The Investigative Committee in Russian-occupied Crimea is planning to prosecute three more Crimean Tatars on dubious charges connected with the peaceful protest on May 3 2014 against Russia’s ban on 71-year-old veteran Crimean Tatar leader Mustafa Dzhemiliev entering his homeland.  

According to the Investigative Committee’s website, the investigation was carried out by the department for investigating particularly important cases, with the three men accused of offences under Article 318 § 2 (applying violence dangerous for health against an official while the latter was carrying out his or her duties). 

The investigators assert that on May 3, 2014, the accused men used force against and injured Berkut special force officers on the road near the Armyansk border crossing (Turetsky Val).  Their cases have been passed to the prosecutor’s office for indictments to be confirmed.

This comes a week after 24-year-old Musa Abkerimov received a four-year suspended sentence on identical charges.  The prosecutor’s office claimed that he had “admitted guilt and repented”. 

There were no reports at the time of police officers being injured, with the first mention of such criminal proceedings coming some six months later and cited as the reason for armed searches of Crimean Tatar homes and mosques, arrests and detentions.  Despite the lack of any justification for the charges, there was surprise at the relatively ‘lenient’ sentence passed on Abkerimov when a real term of up to 10 years imprisonment had been possible.  It seems possible that the three other men have not ‘cooperated’ with the investigators and could face longer sentences.

As reported, on May 3 2014, the Mejlis or Crimean Tatar representative assembly cancelled the traditional Spring festival after Russian officials refused to let Mustafa Dzhemiliev board the plane from Moscow to Simferopol and forced him to return to Kyiv.   A scrappy piece of paper informing of Russia’s ban had been handed to him two weeks earlier and then denied by the Kremlin and the leaders it installed in Crimea. 

The Mejlis called on Crimean Tatars to come to the Armyansk crossing to meet Mustafa Dzhemiliev and escort him into Crimea. 

They were confronted by Russian OMON riot police and Crimean ‘police’, including, apparently, ‘Berkut’ special units.

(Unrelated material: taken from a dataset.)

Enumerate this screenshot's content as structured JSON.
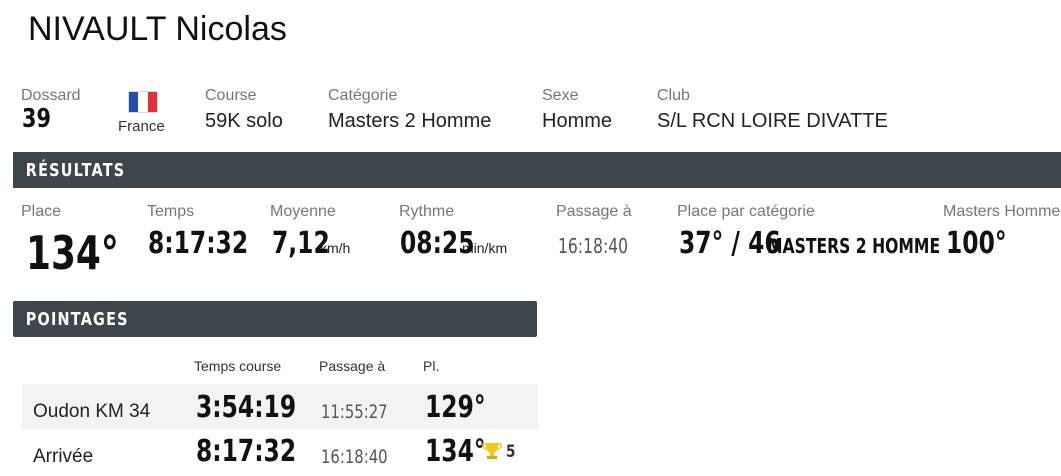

It was decided that Dzhemiliev would return to Kyiv in order to avert bloodshed.  The only actual ‘offences’ reported at the time were that roads were blocked. Dzhemiliev recently said that the Crimean prosecutor had also accused people of illegally crossing the border, and pointed out that according to both Ukrainian and international law the said border is an administrative border between parts of Ukraine.

The following day Poklonskaya sent two reports to the Russian Investigative Committee and FSB “for the organization of criminal prosecution in connection with unlawful public protests” by Crimean Tatars in Armyansk.   She also issued Refat Chubarov, head of the Mejlis, or representative assembly of the Crimean Tatars with a warning that the Mejlis could be dissolved, claiming that the protest was “action of an extremist nature”. 

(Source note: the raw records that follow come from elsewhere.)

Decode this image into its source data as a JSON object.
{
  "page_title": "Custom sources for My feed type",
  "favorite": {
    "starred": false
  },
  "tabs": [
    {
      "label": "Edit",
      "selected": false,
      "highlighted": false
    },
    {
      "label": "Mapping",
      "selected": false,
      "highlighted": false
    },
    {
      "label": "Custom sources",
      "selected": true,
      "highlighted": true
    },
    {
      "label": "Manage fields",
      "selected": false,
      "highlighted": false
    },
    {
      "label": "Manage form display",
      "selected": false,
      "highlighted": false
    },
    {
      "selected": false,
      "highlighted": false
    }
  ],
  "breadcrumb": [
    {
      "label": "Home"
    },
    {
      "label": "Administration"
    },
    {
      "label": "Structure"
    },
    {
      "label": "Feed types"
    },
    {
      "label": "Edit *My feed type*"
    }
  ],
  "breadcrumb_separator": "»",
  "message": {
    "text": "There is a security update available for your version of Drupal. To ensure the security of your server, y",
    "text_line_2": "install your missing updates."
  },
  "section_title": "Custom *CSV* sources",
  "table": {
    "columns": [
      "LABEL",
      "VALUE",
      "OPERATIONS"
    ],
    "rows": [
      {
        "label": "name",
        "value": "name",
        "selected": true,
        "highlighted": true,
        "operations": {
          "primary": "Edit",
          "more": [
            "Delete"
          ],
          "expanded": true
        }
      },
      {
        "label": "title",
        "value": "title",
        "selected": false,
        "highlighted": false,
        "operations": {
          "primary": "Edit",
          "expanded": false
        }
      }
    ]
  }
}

A Crimean Human Rights Field Mission spokesperson reported that around 200 people had been fined between 10 and 40 thousand roubles on administrative charges (an ‘unauthorized rally’ and ‘not obeying the police’). 

The arrests began six months later, in October over supposed violence against police officers – none of which had been reported at the time.  All men were initially remanded in custody for two months.  The men arrested included Crimean Tatar activist Tair Smedlyaev who was stopped while driving with his two sons, one of whom was only three and a half, and taken into custody.  The judge was reported to have based the detention order on the prosecution’s claim that 60 people had asserted that Smedlyaev was an ‘extremist’. 

It remains to be seen who the other three defendants will be in these highly questionable cases, which human rights groups consider to represent the Crimean version of the Moscow ‘Bolotnaya Square’ prosecutions aimed at crushing protest against Vladimir Putin’s regime.